Recently I picked up some material that was produced 15 years ago when Olympia was looking at building a new library. The levy failed in that election, but its interesting to see what people where saying back then about a new library building.
In addition to a hilarious video, I also picked up the very thorough study on the reasons Olympia needed a new library. Here it is:
Here are my thoughts that’ve come up between the video and the study:
1. The new library building would have been paid for through a levy not just on Olympia residents, but residents throughout the Olympia School District (not including Griffin, which many people consider part of OSD). This would have been though the flexible requirements of the boundaries of a Library Capital Facility Area. The only real requirement is that the boundaries be within the library district the new building would serve.
This is interesting because some have argued that rural library districts, because cities have to annex into them, are unfair to incorporated communities. At least in this way, by expanding the boundaries of a LCFA beyond city limits, the cost of new building can be taken off the backs of city residents.
2. The 60 percent limit is still in place for libraries. A few years back we lowered the limit needed to pass a school levy from 60 to 50 percent (plus one). So for new city halls, new fire stations and schools, the political calculation is still different than for new libraries. I understand there is a constitutional reason for this, but it seems strange that various sorts of buildings are held to a different standard.
3. The video is hilarious not because of its content, but because of the dated style.
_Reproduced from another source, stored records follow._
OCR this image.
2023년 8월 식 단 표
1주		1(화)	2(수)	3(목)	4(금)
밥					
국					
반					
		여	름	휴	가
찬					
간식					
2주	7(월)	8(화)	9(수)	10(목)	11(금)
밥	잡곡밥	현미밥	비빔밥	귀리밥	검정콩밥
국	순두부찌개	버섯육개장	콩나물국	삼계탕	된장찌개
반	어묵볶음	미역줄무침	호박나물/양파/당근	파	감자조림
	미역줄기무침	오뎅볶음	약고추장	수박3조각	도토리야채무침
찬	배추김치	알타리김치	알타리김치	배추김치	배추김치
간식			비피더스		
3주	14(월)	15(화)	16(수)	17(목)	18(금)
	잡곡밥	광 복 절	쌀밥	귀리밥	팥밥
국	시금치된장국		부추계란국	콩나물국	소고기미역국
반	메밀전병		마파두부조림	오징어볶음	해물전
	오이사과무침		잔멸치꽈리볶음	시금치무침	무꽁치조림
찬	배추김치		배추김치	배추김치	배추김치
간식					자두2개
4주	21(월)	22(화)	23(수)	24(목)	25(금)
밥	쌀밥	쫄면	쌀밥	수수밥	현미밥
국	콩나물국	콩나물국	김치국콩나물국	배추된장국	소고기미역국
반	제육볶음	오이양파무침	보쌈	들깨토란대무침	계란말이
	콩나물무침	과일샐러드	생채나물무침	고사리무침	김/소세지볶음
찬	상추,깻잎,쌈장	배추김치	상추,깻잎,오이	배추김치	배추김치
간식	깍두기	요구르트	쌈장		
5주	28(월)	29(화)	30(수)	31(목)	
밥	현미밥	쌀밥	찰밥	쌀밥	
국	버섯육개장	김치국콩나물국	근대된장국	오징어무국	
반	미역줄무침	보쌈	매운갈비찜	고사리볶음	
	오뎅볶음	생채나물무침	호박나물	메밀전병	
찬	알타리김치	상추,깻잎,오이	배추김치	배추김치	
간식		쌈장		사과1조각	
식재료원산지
Throughout the first part, there are Almost Live-esque “person on the street” questions like “Why do we need a new library?” When I watched, it was laugh out loud funny.
4. Along with the situation in Yelm right now, the Olympia Library is the most pressing library building issue in Thurston County. The building was undersized 15 years ago and is really undersized now. The library management done a great job leveraging donations to keep the current building fresh, but there is only so much polish you can put on a small building.
A recent study showed more support for a westside branch than what was attempted in 1997, a single larger downtown branch. I’m not sure we should stop our thinking at building new branches, but also think about how we can expand library services to other public areas in the city.